Again Mundy is citing information security field expertise that existed long before the 1940s. And you have to really take in the irony of Safford’s antisemitism and political position here given that it comes after Polish cryptographers already had cracked Enigma and were the foundation to Bletchley Park focus on German cryptography. Further to the point, as the NSA history of Safford claims, he saw himself as the person who actively tried to involve the United States in war.

He recognized the signs of war that appeared in the diplomatic traffic, and tried to get a warning message to Pearl Harbor several days before the attack, but was rebuffed by Admiral Noyes, the director of Naval communication.

Several days. A bit late Safford. Imagine how many years of warning he might have had if he hadn’t demanded “persecuted nations or races” be excluded from information security roles.

America was behind because it didn’t perceive itself a persecuted nation, it failed to expend resources on information security in a manner commensurate with the risk. There were pro-Nazi forces actively attempting to undermine or sabotage the US feedback loops by pushing a head-in-sand “neutrality” position all the way to Pearl Harbor.

By the time these “America First” agents of Nazi Germany were exposed and incarcerated, women simply offered a more available home front resource compared with men abruptly being sent to fight in field (same as in Britain, France, Poland etc). Of course women were as good if not better than the men. It was procrastination and the pre-war political position to allow aid Nazi Germany (GM, Standard Oil, etc) that created a desperate catch-up situation, opening the doors to women.

Information security formative days started long before the 1940s, but just like today the absence of feeling threatened led decision makers to under-invest in those who studied it, let alone those who practiced professionally without degrees or certifications. The question really is whether women would have been pulled into information security anyway, even if the US had not been under investing in the years prior.
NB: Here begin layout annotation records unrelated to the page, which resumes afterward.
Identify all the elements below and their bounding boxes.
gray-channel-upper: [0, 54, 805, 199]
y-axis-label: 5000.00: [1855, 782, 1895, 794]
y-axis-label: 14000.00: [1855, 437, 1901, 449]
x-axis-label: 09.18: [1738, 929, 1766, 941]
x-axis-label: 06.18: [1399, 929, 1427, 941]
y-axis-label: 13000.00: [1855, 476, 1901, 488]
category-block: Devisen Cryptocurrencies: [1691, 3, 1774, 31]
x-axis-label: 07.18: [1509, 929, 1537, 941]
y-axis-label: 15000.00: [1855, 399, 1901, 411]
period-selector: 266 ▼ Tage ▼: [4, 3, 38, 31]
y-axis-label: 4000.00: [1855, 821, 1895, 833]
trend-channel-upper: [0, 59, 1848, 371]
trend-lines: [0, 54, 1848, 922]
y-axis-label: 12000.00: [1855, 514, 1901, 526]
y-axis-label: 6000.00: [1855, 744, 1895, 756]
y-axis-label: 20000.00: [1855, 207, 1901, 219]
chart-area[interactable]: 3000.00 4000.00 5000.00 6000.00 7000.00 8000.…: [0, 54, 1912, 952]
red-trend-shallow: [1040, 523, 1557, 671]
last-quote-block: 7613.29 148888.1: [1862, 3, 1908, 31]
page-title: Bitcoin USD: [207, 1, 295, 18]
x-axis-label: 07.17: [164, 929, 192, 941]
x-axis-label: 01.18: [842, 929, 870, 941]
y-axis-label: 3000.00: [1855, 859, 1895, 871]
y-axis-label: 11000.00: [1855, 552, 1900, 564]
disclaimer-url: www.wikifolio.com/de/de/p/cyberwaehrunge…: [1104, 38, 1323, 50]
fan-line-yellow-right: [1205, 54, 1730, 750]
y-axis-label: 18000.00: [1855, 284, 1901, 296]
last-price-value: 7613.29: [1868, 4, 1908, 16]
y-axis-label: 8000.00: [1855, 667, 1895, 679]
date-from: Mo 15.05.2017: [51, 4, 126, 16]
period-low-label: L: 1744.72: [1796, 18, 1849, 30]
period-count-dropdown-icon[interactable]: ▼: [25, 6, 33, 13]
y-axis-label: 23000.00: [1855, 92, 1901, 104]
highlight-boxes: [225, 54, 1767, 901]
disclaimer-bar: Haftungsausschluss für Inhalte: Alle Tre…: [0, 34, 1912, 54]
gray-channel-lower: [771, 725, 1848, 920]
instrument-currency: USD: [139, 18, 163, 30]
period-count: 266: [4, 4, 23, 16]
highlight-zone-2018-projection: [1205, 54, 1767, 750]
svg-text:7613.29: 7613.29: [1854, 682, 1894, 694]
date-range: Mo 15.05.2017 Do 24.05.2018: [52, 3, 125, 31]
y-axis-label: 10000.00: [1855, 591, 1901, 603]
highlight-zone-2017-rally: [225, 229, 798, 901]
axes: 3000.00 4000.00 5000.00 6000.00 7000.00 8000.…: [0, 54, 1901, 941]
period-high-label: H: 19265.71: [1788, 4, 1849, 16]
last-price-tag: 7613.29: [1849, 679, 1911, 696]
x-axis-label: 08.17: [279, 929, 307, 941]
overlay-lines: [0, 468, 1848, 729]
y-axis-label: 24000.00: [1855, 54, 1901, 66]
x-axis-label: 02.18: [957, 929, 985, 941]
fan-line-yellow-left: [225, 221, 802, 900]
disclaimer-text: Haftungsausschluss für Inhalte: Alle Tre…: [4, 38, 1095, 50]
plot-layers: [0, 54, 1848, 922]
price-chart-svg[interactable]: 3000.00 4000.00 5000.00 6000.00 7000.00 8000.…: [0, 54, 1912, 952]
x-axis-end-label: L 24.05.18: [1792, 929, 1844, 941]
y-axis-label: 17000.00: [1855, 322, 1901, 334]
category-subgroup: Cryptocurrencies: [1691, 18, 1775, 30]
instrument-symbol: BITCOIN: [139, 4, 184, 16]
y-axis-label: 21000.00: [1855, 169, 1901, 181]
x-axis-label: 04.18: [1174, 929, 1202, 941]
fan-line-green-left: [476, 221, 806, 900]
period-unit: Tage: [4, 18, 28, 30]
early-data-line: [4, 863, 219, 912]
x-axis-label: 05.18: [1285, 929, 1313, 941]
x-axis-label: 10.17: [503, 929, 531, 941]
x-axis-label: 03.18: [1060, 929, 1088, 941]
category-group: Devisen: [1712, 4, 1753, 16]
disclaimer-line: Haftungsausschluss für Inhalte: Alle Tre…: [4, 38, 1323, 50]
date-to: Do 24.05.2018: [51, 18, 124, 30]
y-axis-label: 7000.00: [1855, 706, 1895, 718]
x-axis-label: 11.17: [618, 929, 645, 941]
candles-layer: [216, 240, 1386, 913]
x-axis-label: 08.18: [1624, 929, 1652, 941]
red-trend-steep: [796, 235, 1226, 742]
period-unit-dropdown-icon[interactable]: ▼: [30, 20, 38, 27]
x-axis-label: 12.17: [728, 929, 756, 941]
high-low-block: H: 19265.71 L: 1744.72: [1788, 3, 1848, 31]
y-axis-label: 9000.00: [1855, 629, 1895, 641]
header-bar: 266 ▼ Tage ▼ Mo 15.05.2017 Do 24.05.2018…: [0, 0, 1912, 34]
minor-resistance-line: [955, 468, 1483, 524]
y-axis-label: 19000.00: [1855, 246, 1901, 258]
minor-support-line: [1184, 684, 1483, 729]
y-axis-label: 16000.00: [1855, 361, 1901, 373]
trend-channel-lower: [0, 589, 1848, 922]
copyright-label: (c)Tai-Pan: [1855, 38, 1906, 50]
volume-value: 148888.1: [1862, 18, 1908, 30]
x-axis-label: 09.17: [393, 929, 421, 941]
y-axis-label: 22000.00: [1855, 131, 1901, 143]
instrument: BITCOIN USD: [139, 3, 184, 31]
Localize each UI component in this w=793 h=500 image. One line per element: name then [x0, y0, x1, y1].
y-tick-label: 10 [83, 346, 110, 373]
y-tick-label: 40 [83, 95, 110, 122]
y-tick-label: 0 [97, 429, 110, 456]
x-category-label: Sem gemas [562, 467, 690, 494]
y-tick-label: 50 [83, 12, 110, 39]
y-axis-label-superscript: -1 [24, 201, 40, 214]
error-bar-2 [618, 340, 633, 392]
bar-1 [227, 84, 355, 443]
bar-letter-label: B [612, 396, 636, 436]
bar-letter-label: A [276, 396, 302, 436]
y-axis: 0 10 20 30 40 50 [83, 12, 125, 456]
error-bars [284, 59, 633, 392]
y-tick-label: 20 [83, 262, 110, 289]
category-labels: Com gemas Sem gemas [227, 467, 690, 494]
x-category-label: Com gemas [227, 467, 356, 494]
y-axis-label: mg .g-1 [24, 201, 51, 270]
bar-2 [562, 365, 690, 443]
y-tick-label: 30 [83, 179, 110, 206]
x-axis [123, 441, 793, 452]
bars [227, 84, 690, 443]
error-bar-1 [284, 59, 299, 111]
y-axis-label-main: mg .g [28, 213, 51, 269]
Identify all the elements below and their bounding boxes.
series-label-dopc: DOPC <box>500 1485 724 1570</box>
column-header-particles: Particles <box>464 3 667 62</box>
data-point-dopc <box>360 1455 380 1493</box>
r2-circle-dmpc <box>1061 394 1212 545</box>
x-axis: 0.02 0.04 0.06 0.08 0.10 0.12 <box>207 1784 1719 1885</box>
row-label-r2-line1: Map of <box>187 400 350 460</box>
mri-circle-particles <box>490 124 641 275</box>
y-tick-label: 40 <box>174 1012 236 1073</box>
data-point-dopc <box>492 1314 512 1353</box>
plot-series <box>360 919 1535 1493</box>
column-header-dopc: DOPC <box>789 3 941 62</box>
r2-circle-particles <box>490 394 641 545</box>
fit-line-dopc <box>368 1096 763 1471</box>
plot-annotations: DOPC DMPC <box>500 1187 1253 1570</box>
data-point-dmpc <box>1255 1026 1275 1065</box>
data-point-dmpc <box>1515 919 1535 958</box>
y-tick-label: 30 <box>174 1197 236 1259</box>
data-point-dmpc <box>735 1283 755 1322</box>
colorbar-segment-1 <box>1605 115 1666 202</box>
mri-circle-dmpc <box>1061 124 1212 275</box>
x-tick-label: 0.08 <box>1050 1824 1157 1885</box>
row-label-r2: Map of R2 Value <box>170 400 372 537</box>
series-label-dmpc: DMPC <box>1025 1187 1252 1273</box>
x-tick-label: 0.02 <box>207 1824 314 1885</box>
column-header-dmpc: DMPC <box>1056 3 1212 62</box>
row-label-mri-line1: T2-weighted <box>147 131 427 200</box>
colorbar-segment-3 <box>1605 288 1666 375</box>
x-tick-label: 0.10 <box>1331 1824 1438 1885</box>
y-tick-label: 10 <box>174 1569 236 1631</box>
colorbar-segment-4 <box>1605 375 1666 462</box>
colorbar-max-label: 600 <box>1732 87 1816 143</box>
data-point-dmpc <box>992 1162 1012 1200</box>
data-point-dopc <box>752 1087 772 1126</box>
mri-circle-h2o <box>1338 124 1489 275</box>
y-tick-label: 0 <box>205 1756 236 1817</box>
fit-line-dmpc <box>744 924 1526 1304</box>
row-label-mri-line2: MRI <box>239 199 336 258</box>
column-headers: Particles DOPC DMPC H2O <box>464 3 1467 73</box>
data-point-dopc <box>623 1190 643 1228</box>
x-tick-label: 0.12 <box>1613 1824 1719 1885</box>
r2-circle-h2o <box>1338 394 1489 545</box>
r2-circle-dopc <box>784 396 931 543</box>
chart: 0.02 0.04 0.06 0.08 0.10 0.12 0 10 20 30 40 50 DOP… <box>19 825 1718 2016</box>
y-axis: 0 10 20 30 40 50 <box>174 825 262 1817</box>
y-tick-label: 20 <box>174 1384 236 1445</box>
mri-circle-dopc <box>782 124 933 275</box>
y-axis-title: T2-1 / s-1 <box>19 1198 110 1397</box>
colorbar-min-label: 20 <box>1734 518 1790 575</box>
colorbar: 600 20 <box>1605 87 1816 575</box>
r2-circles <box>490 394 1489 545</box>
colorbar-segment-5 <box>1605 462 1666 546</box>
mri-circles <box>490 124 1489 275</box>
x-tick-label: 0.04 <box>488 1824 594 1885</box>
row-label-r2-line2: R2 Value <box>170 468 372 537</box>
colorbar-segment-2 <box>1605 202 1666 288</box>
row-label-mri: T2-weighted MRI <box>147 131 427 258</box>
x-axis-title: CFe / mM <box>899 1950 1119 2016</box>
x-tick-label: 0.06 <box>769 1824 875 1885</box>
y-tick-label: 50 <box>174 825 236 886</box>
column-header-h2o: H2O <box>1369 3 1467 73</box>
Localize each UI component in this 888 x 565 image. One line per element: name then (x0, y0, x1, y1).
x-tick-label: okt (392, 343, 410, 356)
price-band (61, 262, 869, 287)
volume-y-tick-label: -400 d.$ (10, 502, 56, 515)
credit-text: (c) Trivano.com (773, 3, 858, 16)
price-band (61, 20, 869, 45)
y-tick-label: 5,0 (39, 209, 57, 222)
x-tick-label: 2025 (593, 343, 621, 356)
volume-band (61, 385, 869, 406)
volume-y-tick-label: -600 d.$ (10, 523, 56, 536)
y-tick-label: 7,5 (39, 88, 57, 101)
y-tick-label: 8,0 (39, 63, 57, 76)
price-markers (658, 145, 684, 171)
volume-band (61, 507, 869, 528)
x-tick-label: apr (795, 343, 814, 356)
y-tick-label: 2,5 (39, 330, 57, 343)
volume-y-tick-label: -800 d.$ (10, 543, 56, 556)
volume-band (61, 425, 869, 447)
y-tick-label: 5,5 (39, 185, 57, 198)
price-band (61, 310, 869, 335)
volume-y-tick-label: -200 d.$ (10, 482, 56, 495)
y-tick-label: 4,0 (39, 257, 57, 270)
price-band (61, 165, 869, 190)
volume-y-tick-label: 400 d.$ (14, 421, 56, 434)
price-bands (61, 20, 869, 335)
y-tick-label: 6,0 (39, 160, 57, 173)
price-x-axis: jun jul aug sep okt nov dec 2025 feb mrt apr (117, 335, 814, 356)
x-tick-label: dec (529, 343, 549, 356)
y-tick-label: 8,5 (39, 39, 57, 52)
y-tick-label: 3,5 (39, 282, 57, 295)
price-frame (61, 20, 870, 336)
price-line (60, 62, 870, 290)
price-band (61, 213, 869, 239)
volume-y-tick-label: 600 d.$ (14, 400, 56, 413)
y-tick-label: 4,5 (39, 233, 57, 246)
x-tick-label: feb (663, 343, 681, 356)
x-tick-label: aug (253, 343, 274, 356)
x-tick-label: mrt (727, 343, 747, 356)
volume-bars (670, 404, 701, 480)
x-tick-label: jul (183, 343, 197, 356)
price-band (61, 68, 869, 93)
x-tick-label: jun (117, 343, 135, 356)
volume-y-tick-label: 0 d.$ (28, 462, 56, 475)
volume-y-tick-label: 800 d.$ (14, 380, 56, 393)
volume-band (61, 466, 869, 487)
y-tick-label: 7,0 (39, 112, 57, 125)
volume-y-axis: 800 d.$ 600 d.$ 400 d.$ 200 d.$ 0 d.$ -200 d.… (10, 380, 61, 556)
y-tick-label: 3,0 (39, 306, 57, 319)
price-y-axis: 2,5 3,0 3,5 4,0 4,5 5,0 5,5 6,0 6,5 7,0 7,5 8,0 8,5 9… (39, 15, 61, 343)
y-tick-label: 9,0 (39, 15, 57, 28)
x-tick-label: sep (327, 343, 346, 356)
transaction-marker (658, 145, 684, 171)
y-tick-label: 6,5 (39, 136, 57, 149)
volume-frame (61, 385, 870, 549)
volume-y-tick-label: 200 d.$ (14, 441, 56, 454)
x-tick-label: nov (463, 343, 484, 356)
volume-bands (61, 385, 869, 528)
British history tells us definitively yes, as 75% of Bletchley staff were women.

Does that percentage sound high? Mundy herself says on page 20 that 70% of US Army and 80% of US Navy information security staff were women. Fortunately she doesn’t discount the Americans as wealthy knob-turners, and instead glorifies every American woman’s role as essential to the war effort. Mundy writes well, but her history analysis is lacking and sometimes even self-defeating.